Mener des recherches en Afrique sur ces aspects relève certes de la responsabilité directe des Africains eux-mêmes, mais cela légitime aussi des financements et des partenariats européens. Jamais peut-être, en matière de santé animale, la solidarité Nord/Sud n'a été aussi nécessaire.

La communauté internationale sous la houlette de l'OIE et de la FAO s'est engagée dans la lutte contre la grippe aviaire au moyen d'abattages, de vaccinations, de formations et d'actions d'évaluation du risque en recherchant le virus dans les oiseaux sauvages, mais elle ne s'est pas encore suffisamment mobilisée pour développer des recherches sur les aspects épidémiologiques socio-économiques, physiopathologiques, thérapeutiques et de prévention de l'infection. Une mobilisation urgente est maintenant nécessaire sur tous les fronts de la connaissance de la maladie, en accélérant les délais traditionnels (un à trois ans) nécessaires au montage des projets de recherche, en mobilisant un partenariat Nord/Sud.

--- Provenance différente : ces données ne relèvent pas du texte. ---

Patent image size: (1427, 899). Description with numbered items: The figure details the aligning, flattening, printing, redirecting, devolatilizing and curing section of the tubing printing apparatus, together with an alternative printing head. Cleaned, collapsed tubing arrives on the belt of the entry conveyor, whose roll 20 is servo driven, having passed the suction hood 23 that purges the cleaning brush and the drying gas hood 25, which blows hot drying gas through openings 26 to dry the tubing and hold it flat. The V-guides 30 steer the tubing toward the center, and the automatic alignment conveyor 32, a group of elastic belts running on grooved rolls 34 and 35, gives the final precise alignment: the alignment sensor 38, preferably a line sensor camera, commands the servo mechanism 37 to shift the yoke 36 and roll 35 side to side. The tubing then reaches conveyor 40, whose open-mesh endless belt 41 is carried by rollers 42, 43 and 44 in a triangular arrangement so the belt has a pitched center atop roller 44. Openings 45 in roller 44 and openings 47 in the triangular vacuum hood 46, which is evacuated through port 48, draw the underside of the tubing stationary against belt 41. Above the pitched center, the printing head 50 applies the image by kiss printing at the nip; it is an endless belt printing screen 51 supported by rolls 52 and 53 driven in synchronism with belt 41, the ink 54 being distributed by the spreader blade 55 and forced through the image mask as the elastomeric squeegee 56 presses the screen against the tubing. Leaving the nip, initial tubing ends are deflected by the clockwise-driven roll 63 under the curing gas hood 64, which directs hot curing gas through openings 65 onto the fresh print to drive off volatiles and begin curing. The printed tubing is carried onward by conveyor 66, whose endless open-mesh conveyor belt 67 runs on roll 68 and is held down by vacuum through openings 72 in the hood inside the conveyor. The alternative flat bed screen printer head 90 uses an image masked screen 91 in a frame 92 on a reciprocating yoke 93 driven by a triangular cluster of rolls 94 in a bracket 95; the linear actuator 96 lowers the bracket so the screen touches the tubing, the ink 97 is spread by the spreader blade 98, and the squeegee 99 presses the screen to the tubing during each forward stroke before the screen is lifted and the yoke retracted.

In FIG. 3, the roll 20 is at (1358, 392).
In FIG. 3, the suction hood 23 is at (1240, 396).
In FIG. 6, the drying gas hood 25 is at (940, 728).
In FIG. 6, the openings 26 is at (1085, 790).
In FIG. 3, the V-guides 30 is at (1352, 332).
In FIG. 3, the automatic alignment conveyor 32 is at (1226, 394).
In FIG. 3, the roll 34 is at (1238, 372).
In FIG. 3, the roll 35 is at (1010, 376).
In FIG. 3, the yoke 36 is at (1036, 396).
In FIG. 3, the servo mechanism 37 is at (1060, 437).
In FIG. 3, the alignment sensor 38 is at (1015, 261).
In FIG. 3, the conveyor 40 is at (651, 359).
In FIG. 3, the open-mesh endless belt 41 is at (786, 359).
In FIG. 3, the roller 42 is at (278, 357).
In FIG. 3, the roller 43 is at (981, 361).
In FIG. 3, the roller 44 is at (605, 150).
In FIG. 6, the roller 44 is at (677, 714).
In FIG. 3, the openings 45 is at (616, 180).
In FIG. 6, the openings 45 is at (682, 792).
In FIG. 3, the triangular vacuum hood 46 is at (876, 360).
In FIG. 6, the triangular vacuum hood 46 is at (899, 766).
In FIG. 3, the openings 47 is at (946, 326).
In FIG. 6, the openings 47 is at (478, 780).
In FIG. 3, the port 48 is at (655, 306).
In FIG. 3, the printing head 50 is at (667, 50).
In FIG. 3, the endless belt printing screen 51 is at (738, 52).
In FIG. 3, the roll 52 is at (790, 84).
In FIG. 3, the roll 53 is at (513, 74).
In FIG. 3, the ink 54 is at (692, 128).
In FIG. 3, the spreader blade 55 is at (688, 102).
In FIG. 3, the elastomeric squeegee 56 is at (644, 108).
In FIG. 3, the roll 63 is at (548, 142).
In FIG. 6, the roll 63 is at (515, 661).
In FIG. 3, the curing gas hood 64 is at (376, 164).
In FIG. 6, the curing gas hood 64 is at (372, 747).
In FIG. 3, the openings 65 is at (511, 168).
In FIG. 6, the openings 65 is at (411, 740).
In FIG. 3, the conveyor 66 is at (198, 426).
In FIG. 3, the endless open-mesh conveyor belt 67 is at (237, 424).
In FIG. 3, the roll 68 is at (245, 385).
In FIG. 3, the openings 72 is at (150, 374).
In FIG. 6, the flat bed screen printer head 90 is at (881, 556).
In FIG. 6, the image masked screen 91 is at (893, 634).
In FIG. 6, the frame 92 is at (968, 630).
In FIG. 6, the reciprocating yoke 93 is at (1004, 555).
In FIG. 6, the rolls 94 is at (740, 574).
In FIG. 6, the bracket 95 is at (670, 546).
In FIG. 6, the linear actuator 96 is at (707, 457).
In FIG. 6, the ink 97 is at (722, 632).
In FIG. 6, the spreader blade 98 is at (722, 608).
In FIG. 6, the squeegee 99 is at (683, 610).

Grâce à ses organismes de recherche dédiés aux pays en développement (Cirad, IRD, Institut Pasteur), grâce aux recherches qu'elle développe sur son territoire (Afssa, Inra, Inserm...), grâce aux partenariats développés de longue date avec de nombreux pays africains sur des thématiques de recherche en santé animale, la France peut initier et coordonner ces actions de recherche avec les chercheurs africains et avec d'autres partenaires européens.

Il reste qu'au-delà de la grippe aviaire, particulièrement exemplaire sur le plan de sa contagion depuis l'Asie vers l'Europe, les maladies émergentes, humaines et animales (et parfois les deux) vont devenir de plus en plus présentes dans le paysage mondial. Il faut y voir plusieurs raisons : le changement climatique, les modifications profondes des paysages agricoles, les échanges accélérés, la dégradation des services de santé dans certains pays du Sud. La réapparition de la fièvre du Nil occidental en Camargue, l'arrivée de la Bluetongue (maladie des ovins) en Corse, le chikungunya à la Réunion en témoignent. Ainsi pour le Sud comme pour le Nord, les pays occidentaux devront de plus en plus s'investir dans le contrôle de ces maladies et dans les recherches menées, notamment au Sud, à travers un partenariat renforcé.

A travers la science et son impact sur la santé, la solidarité Nord/Sud est plus que jamais nécessaire.